As Ottoman invaders threatened to round the Gulf of Corinth into the western Mediterranean and threaten Europe, Pope Pius V (1504-1572) called for two kinds of action. One was a military defense, but just as important was his call for Christians to reform themselves. On the day of the decisive Battle of Lepanto, the holy father led a rosary procession in Rome, and called for all Christendom to pray.
It worked – the would-be invaders turned back in defeat.
Today, a new pope is calling for two a two pronged action of his own. Just like Pius V, he wants us to pray – and he wants us to join a battle every bit as difficult as the one Pius V called the church to in his day. Only for Pope Benedict, love and reason are the weapons of choice.
Not that Pius V was much different. It’s as unfair to sum up his pontificate with the Battle of Lepanto as it is to sum up Benedict with his words quoting a 14th-century emperor on Mohammed at his Sept. 12 University of Regensburg speech.
Pope Pius V began his priesthood as a professor, and began his work in the Vatican in the office later to be occupied by Pope Benedict. His pontificate targeted sex scandals among the clergy, decried Protestantism – the relativism of his day – and demanded that the Council of Trent be strictly adhered to, not just a “spirit of Trent.”
Pope Benedict’s pontificate is also more focused on the Christianity of Europe than it is on any threat to the West or any other religion. On Sept. 8, speaking to Canadian bishops, the holy father spelled out his mission, echoing words that he has used throughout his pontificate.
The holy father identified the fundamental problem of our day as “the split between the gospel and culture, with the exclusion of God from the public sphere.” The church’s mission is to repair the split, he said, by helping people “recognize and experience the love of Christ.”
It’s of a piece with what we have heard from him before.
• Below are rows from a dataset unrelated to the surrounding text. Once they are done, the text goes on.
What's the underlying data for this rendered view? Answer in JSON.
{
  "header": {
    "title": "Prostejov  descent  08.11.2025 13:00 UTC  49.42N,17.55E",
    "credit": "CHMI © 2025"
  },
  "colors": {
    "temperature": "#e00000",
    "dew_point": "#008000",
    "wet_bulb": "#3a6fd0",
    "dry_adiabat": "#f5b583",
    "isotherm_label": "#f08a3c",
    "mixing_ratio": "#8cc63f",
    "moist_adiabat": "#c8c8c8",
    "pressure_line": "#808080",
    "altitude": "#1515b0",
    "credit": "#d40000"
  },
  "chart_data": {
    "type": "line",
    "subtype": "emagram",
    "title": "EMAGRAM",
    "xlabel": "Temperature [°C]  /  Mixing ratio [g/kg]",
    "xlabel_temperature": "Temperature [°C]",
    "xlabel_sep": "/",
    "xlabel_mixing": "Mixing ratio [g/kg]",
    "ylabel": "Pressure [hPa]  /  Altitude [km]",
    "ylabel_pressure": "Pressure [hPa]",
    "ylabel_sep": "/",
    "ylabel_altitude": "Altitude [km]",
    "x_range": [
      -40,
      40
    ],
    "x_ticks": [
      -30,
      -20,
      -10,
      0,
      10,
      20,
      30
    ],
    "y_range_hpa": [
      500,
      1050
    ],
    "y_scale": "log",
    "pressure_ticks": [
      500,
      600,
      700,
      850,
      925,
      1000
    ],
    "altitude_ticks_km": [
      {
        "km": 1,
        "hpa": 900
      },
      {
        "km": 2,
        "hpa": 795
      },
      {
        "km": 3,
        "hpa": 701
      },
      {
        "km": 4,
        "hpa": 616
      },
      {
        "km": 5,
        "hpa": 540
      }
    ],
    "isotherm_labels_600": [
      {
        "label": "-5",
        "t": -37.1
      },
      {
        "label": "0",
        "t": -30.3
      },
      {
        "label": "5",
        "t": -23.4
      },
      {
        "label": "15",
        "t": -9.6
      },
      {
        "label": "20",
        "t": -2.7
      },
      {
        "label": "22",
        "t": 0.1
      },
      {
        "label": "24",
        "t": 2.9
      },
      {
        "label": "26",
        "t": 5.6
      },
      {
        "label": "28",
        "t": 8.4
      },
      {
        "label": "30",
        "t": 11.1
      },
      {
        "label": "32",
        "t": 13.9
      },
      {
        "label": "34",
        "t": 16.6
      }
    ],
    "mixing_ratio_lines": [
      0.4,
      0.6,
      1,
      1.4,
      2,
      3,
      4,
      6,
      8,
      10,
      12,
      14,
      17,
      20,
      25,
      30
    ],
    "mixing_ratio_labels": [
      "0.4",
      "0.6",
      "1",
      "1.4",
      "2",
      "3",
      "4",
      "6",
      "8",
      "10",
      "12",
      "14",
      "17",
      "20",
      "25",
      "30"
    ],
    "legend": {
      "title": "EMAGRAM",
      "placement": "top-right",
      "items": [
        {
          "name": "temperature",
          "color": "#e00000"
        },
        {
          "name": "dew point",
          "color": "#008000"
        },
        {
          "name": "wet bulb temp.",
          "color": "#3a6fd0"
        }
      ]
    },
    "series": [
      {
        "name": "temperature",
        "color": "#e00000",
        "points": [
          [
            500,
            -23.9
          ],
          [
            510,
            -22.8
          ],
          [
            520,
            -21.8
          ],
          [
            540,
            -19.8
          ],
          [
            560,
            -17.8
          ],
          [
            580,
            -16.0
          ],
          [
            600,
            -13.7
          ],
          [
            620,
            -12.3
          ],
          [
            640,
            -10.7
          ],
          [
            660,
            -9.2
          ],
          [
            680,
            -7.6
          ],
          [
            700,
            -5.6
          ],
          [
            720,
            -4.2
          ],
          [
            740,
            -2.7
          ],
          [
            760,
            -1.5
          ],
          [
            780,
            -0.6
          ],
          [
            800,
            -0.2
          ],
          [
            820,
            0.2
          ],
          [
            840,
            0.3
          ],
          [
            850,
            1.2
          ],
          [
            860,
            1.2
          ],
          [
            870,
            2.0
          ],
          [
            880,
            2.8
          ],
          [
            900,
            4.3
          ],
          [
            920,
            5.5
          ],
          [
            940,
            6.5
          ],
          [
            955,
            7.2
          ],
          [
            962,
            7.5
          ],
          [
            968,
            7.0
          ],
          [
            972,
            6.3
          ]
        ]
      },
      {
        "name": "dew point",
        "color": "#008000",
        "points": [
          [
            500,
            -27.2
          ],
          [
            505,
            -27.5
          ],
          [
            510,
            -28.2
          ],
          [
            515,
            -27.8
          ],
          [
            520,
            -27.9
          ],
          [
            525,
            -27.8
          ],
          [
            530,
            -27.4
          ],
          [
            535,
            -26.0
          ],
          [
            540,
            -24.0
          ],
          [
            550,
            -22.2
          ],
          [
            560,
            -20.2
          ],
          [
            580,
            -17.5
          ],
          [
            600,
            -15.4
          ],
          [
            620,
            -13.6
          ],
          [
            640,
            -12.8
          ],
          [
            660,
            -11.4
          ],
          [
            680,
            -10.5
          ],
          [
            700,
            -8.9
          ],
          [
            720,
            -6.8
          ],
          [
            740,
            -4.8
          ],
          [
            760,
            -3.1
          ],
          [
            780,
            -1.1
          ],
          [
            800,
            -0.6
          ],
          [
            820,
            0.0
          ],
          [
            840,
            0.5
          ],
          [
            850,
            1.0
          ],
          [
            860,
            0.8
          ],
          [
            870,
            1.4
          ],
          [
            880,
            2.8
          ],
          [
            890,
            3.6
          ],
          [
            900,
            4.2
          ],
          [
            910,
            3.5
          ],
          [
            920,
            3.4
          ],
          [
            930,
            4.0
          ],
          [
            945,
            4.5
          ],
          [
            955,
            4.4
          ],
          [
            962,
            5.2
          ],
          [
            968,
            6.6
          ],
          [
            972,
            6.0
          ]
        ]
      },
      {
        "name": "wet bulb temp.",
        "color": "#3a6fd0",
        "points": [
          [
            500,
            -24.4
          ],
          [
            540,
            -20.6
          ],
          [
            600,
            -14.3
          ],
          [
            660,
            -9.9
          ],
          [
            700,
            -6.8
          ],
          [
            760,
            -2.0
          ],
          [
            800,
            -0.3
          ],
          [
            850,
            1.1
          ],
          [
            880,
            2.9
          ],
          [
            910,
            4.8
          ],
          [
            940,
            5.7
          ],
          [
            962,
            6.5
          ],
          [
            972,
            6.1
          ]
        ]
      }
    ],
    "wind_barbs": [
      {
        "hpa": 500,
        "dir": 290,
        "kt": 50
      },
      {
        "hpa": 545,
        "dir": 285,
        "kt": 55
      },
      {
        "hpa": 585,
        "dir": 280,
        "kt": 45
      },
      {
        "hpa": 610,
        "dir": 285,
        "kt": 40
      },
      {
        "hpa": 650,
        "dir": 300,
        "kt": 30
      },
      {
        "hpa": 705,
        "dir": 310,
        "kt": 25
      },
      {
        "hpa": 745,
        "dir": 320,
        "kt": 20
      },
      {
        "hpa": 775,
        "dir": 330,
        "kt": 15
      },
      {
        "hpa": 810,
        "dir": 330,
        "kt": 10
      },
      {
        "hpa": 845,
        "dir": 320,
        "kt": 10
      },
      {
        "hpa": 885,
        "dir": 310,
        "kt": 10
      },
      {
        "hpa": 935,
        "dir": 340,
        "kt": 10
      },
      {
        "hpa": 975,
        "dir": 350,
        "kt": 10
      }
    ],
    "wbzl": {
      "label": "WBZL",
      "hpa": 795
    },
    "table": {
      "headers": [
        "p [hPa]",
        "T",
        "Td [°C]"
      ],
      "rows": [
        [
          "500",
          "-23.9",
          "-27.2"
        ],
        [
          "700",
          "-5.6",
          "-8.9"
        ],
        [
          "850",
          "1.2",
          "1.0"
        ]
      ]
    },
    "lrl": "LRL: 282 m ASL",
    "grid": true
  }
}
He is critical of “the dictatorship of relativism” and sees the only answer in “friendship with Jesus.”
In September, Pope Benedict spent far more time promoting this vision than he did speaking about Islam.
He continually pointed Catholics to Jesus, asking them to spend time with him, to get to know him. Before he left for Bavaria, he set the tone for what was to follow, saying Jesus “is not only a teacher but a friend, and, more than that, a brother. How can we know him if we keep a distance from him? Intimacy, familiarity and knowledge help us to discover Jesus Christ’s true identity.”
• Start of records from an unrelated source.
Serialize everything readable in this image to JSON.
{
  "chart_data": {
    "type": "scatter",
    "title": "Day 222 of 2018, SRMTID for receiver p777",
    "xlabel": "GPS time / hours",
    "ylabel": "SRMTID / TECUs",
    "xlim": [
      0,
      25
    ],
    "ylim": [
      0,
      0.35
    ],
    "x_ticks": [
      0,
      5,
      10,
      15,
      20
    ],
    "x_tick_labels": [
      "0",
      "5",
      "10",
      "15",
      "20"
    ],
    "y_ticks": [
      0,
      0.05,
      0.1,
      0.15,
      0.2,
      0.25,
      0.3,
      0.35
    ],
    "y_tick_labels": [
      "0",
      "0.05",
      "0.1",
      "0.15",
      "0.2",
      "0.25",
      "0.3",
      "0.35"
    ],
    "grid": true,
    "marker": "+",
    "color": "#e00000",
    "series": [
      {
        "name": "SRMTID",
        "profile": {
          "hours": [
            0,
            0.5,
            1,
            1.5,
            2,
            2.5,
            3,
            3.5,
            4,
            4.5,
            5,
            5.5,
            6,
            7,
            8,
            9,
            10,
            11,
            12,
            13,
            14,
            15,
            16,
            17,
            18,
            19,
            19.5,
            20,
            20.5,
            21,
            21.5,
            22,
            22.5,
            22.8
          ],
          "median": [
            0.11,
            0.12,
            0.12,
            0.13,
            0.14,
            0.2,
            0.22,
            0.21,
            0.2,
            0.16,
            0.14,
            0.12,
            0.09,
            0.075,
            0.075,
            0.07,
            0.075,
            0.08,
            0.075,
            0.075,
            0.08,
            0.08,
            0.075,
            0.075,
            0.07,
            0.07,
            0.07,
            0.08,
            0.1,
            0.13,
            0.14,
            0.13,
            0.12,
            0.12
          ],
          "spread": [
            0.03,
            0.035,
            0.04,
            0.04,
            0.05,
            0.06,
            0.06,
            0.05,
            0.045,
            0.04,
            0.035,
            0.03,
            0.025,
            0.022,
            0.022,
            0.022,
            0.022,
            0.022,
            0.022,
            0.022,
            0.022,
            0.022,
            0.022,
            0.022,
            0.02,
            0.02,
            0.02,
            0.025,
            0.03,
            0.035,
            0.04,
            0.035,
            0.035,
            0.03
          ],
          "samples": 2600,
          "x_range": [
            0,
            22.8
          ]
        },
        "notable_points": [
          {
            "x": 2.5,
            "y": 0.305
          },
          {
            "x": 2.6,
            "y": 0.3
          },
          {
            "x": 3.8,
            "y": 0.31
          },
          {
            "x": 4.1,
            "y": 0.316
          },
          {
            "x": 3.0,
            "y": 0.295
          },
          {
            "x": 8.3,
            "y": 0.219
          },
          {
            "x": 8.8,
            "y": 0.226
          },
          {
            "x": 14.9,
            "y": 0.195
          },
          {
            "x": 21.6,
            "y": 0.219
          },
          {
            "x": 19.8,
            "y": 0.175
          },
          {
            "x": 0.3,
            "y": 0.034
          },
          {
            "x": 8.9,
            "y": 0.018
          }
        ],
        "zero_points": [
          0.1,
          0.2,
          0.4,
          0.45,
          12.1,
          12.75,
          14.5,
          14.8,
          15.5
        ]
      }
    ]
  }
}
On Sept. 11, he begged parents to introduce their children to Jesus through the Mass. “Dear parents! I ask you to help your children to grow in faith. … Please, go with your children to church and take part in the Sunday eucharistic celebration! You will see that this is not time lost; rather, it is the very thing that can keep your family truly united and centered.”
That same day, he gave an impassioned plea to Catholics to turn to Mary as a way to get close to Jesus, saying, “Holy mother of God, pray for us, just as at Cana you prayed for the bride and the bridegroom! Guide us toward Jesus – ever anew! Amen!”
On Sept. 12, the day of the fateful words, he defined friendship as “being with” the other, saying “eucharistic adoration is an essential way of being with the Lord.”
Pope Benedict XVI is much more concerned that we think about who Jesus is than that we think about who Mohammed is. He wants us to reconnect with the basic things that bring us into friendship with Christ: Sunday Mass, confession, prayer, works of charity.
That’s why, for Benedict, the call to meet Islam in dialogue is as bold and courageous as Pius V’s call to meet invaders in the Gulf of Corinth. For him, dialogue means telling the truth in love, no matter what the consequence – even when it infuriates.
Our job is to do what Catholics in Pius V’s day did. Listen to the voice of Peter and act. If we turn to Jesus as they did, we’ll be just as gratified with the results. And if we don’t? Then today’s “Battle of Lepanto” will end very differently.